Metaphors and Professionalism
There were some interesting discussions over on ChoralNet at the end of January about the use of metaphors in rehearsal, and the response they got from various types of musician. There seemed to be a consensus that metaphors are useful when working with community choirs peopled by amateur singers, but that they might be found objectionable to other performers.
Allen Simon said:
Of course, this is what instrumentalists hate about choir directors: that we use these metaphors instead of simple musical terms like loud and soft.
and was challenged by John Howell, who said:
I've never known instrumentalists to object to the use of metaphors… What instrumentalists WILL object to, with good and sufficient reason, is conducting that looks like interpretive dance and ignores the downbeats that are absolutely essential to counting rests!
Anna Dembska inflected the discussion with the comment:
In my experience, untrained singers (or those I've trained myself) have no trouble with expressive rather than dynamic directions, and it's very effective. The more professional the singers, the more they want dynamics and don't find metaphors useful.
I think there are at least two things going on to generate the (not entirely uniform) cultural expectations these comments reflect.
First, there is the depth of formal training involved, as Anna points out. This partly explains the singer/instrumentalist distinction Allen makes, since even amateur instrumentalists will necessarily have had a certain amount of training before they can join an ensemble, whereas amateur singers may get their primary training from within the choir.
And if you’ve had years of structured training, you will have a well-developed interior landscape of musical meanings. You will have internalised the stylistic and emotional connotations of the primary repertories you work with such that your understanding is implicit in what you do. In this context, the metaphors we use to help less experienced musicians make the connection between the notes and their expressive purpose may feel rather patronising – like being back in your beginner’s lessons.
During the rehearsal observations that fed into my book on choral conducting, I had the opportunity to see a particular director work with both a community choral society and a men-and-boys cathedral choir. It was striking that he used many more metaphors with the former than the latter.
This partly reflects the difference between people participating in a choir as a leisure pursuit and the time pressures of a specialist choir with heavy commitments for both regular and special services. The former elicited a more urbane and entertaining rehearsal style, while the latter just needed to get through the music in time. But the professional choir already had a much more developed sense of style and shape than the amateur singers, so didn’t need much more than a few concrete instructions to turn top-notch sight-reading into a performance.
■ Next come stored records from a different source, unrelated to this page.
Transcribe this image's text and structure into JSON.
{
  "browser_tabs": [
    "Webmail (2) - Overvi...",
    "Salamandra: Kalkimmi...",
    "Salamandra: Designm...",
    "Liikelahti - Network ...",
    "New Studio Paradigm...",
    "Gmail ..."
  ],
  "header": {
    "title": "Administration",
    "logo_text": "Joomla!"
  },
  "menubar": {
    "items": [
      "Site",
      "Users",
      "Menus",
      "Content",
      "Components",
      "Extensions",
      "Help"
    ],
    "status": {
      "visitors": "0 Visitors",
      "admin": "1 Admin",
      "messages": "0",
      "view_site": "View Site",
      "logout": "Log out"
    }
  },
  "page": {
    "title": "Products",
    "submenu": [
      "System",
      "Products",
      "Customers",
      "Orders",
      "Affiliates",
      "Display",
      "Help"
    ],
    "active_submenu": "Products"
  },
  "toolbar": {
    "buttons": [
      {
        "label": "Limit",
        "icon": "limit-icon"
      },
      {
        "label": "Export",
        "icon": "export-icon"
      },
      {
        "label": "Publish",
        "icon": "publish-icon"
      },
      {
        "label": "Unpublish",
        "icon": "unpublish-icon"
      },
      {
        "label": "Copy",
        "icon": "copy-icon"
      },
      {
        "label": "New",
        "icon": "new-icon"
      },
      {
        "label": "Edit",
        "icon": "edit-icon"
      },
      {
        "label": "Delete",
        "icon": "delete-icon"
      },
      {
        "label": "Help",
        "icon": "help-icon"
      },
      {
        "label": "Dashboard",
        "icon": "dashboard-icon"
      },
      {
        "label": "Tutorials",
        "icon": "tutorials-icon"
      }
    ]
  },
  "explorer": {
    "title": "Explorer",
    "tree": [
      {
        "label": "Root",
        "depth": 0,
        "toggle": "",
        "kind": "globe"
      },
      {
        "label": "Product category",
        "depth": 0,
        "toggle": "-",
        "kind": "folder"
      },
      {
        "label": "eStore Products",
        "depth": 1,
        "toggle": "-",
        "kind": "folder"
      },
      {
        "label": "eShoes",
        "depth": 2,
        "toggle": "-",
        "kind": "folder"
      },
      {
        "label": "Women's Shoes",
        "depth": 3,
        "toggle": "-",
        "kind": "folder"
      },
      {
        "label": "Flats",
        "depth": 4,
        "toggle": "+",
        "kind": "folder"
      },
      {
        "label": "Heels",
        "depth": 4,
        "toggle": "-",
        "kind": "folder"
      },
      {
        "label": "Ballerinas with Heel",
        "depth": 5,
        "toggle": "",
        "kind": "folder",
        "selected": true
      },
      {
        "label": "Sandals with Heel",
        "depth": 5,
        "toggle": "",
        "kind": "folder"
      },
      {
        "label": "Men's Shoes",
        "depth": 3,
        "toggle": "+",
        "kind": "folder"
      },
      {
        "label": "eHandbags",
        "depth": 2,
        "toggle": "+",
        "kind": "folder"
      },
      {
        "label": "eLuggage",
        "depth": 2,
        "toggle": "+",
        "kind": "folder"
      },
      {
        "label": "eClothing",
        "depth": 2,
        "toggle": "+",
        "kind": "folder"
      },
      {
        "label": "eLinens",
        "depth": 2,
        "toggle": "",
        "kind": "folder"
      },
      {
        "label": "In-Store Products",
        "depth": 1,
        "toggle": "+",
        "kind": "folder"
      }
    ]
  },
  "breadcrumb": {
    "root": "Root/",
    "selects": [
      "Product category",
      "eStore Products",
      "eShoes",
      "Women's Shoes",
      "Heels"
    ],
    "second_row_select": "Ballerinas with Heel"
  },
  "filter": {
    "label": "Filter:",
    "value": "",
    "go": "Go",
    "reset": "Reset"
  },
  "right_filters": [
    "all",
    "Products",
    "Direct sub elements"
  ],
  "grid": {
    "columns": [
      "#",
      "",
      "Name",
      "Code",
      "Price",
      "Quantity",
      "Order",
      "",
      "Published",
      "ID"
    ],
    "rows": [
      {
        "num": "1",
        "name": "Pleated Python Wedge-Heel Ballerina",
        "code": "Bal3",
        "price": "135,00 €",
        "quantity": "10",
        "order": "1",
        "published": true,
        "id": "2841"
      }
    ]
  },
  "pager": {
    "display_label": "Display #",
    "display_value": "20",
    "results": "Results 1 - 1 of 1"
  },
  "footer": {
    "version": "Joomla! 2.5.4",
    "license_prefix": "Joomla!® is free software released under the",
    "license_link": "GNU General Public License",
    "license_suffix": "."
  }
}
(Mind you, if they’d had time to think about it at a metaphorical level, you wonder how much more they might have achieved. So much of British professional musical life is a kind of high-level damage control, in which demon sight-readers get most of the work so as to save paying for anything more than minimal rehearsal time.)
The other thing that’s going on when musicians object to metaphors, though, is a form of passive-aggression. This may be tangled up with a resentment of feeling patronised, but it is a rather different thing from the developmental point. Musicians are routinely rude about conductors, and it is understandable why. In order to get work in an orchestra, you will have been trained to a very high level and encouraged to develop the capacity to make nuanced and intelligent performance decisions.
You then spend most of your professional life doing what other people tell you to. And these jumped-up dictators get all the glory and are stupidly well-paid at the top of the profession. So it’s not surprising that instrumentalists start saying things like, ‘Just give us the down-beat and f*** off’.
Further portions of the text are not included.